To each of the 200 cartesian coordinate points that you created in previous part apply the matrix $M$ given below. Follow that by adding 2 to the $y$-coordinate of each of the resulting points. Call this final resulting cloud of points data and make a scatter plot of this cloud of points.

$$ M = \begin{bmatrix} 7.07106781 & -0.70710678 \\ 7.07106781 & 0.70710678 \end{bmatrix}\, . $$

Thus now data contains the cloud of points from part 1 transformed by $M$ and shifted up by 2 units.
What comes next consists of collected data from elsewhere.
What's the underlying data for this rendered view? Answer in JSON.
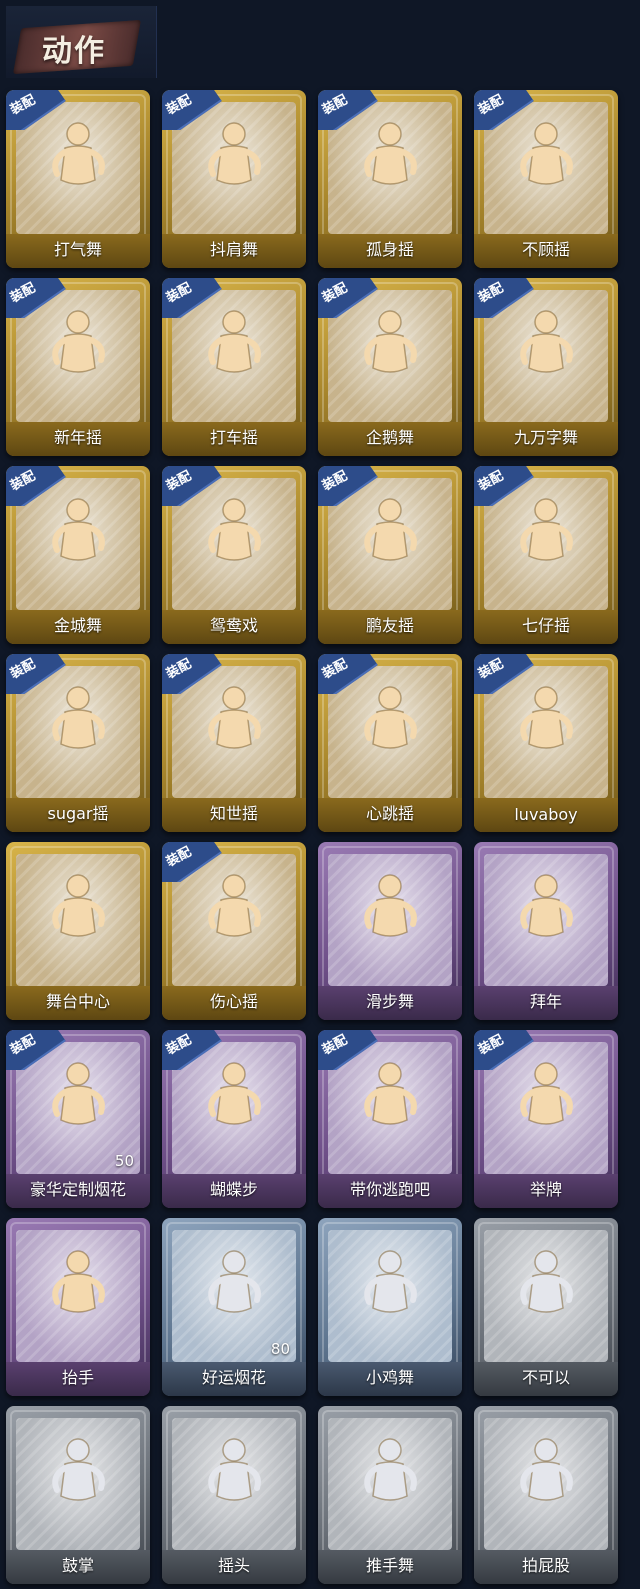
{
  "header": {
    "title": "动作"
  },
  "colors": {
    "gold": "#c9a43c",
    "purple": "#8a6aa6",
    "blue": "#7c92ac",
    "gray": "#888e96",
    "badge": "#2d4c8a",
    "figure_light": "#f4d9ae",
    "figure_silver": "#e4e6ec"
  },
  "badge_label": "装配",
  "items": [
    {
      "label": "打气舞",
      "rarity": "gold",
      "equipped": true,
      "count": "",
      "icon": "dancer-icon"
    },
    {
      "label": "抖肩舞",
      "rarity": "gold",
      "equipped": true,
      "count": "",
      "icon": "dancer-icon"
    },
    {
      "label": "孤身摇",
      "rarity": "gold",
      "equipped": true,
      "count": "",
      "icon": "dancer-icon"
    },
    {
      "label": "不顾摇",
      "rarity": "gold",
      "equipped": true,
      "count": "",
      "icon": "dancer-icon"
    },
    {
      "label": "新年摇",
      "rarity": "gold",
      "equipped": true,
      "count": "",
      "icon": "dancer-icon"
    },
    {
      "label": "打车摇",
      "rarity": "gold",
      "equipped": true,
      "count": "",
      "icon": "dancer-icon"
    },
    {
      "label": "企鹅舞",
      "rarity": "gold",
      "equipped": true,
      "count": "",
      "icon": "dancer-icon"
    },
    {
      "label": "九万字舞",
      "rarity": "gold",
      "equipped": true,
      "count": "",
      "icon": "dancer-icon"
    },
    {
      "label": "金城舞",
      "rarity": "gold",
      "equipped": true,
      "count": "",
      "icon": "dancer-icon"
    },
    {
      "label": "鸳鸯戏",
      "rarity": "gold",
      "equipped": true,
      "count": "",
      "icon": "dancer-icon"
    },
    {
      "label": "鹏友摇",
      "rarity": "gold",
      "equipped": true,
      "count": "",
      "icon": "dancer-icon"
    },
    {
      "label": "七仔摇",
      "rarity": "gold",
      "equipped": true,
      "count": "",
      "icon": "dancer-icon"
    },
    {
      "label": "sugar摇",
      "rarity": "gold",
      "equipped": true,
      "count": "",
      "icon": "dancer-icon"
    },
    {
      "label": "知世摇",
      "rarity": "gold",
      "equipped": true,
      "count": "",
      "icon": "dancer-icon"
    },
    {
      "label": "心跳摇",
      "rarity": "gold",
      "equipped": true,
      "count": "",
      "icon": "dancer-icon"
    },
    {
      "label": "luvaboy",
      "rarity": "gold",
      "equipped": true,
      "count": "",
      "icon": "dancer-icon"
    },
    {
      "label": "舞台中心",
      "rarity": "gold",
      "equipped": false,
      "count": "",
      "icon": "dancer-icon"
    },
    {
      "label": "伤心摇",
      "rarity": "gold",
      "equipped": true,
      "count": "",
      "icon": "heart-hands-icon"
    },
    {
      "label": "滑步舞",
      "rarity": "purple",
      "equipped": false,
      "count": "",
      "icon": "dancer-icon"
    },
    {
      "label": "拜年",
      "rarity": "purple",
      "equipped": false,
      "count": "",
      "icon": "bow-icon"
    },
    {
      "label": "豪华定制烟花",
      "rarity": "purple",
      "equipped": true,
      "count": "50",
      "icon": "fireworks-icon"
    },
    {
      "label": "蝴蝶步",
      "rarity": "purple",
      "equipped": true,
      "count": "",
      "icon": "dancer-icon"
    },
    {
      "label": "带你逃跑吧",
      "rarity": "purple",
      "equipped": true,
      "count": "",
      "icon": "dancer-icon"
    },
    {
      "label": "举牌",
      "rarity": "purple",
      "equipped": true,
      "count": "",
      "icon": "sign-icon"
    },
    {
      "label": "抬手",
      "rarity": "purple",
      "equipped": false,
      "count": "",
      "icon": "hand-icon"
    },
    {
      "label": "好运烟花",
      "rarity": "blue",
      "equipped": false,
      "count": "80",
      "icon": "firework-can-icon"
    },
    {
      "label": "小鸡舞",
      "rarity": "blue",
      "equipped": false,
      "count": "",
      "icon": "dancer-icon"
    },
    {
      "label": "不可以",
      "rarity": "gray",
      "equipped": false,
      "count": "",
      "icon": "finger-icon"
    },
    {
      "label": "鼓掌",
      "rarity": "gray",
      "equipped": false,
      "count": "",
      "icon": "clap-icon"
    },
    {
      "label": "摇头",
      "rarity": "gray",
      "equipped": false,
      "count": "",
      "icon": "dancer-icon"
    },
    {
      "label": "推手舞",
      "rarity": "gray",
      "equipped": false,
      "count": "",
      "icon": "dancer-icon"
    },
    {
      "label": "拍屁股",
      "rarity": "gray",
      "equipped": false,
      "count": "",
      "icon": "dancer-icon"
    }
  ]
}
Explain why this matrix does what it does to your cloud of points.

Part 3

Your task now is to fit a straight line $y = mx + c$ to the cloud of points in data by using least squares. Formulate this as a least squares problem $A z \simeq b$ and solve it by solving the resulting normal equation $A^T\, A\, z = A^T b$ using numpy.linalg.solve.

Part 4

Now solve the above least squares problem $A z \simeq b$ using a reduced QR factorization.

Part 5

Using the slope and intercept obtained by one of the above solution methods, plot a line of that slope and intercept on top of a scatter plot of data.


Problem 2

In this project you will work with the SVD of an image and study the infomation content in it by looking at the smallest or largest singular values.

Part 1

Read the image lake.tif into an array using scipy.ndimage.imread and extract the red, green, and blue parts of the image into 2-dimensional arrays $R, G$, and $B$ -- the image channels. (If the imread function, which requires the PIL library, does not work on your system we will provide the arrays as files.) You can display the resulting collection of 3 arrays as an image using matplotlib.pyplot.imshow.

Part 2

This image has more columns than rows and we only looked at the meaning of SVD for matrices with more rows than columns (although SVD does make sense even for the other kind of matrices). In this project we will work with transposes of the $R, G, B$ to stay within the realm of what we studied in the lecture. Compute a reduced SVD of the 3 arrays $R^T, G^T, B^T$. This will give you 3 matrices for each. To test your results, do the multiplication needed to recreate the three channels, combine the channels and display the resulting image. For convenience in referring to the various objects we will refer to the reduced SVD matrices of $R^T$ as $\hat{U}_r, \hat{\Sigma}_r, V^T_r$ and similarly with subscripts $g$ and $b$.

Part 3

For $n$ in $\{200,100,50,10,1\}$ construct images using the largest $n$ singular vectors and values (first $n$ columns of $\hat{U}_r, \hat{U}_g, \hat{U}_b$ and rows of $V^T_r, V^T_g, V^T_b$ and the first $n$ singular values). Make sure the resulting images are of the same dimension as the original image. Display the resulting images. You will see that the image stays recognizable and similar to the original image even when very few singular values are used.

Part 4

Repeat the previous task but with the smallest $n$ singular vectors and values. The images will not look like the original image.

Part 5

Plot the singular values for all the channels. You should see a very rapid drop in size of the singular values which justifies using only a few largest singular values and vectors. Thus much of the information content of the image is in the largest singular vectors and values.


Problem 3

Problem 3

Recall that the discrete Laplacian is the tridiagonal matrix: $$ \left[ \begin{array}{ccccc} 2 & -1 & & & \\ -1 & 2 & -1 & & \\ & -1 & 2 & -1 & \\ & . & . & . & \\ & & . & . & . \\ & & & -1 & 2 \end{array} \right] $$ One way this shows up is in the finite differences approximation of the 1D Poisson equation: $$ -\Delta u = -u_{xx} = f $$

on the interval $[0,1]$ with boundary conditions $u(0)=0$ and $u(1)=0$.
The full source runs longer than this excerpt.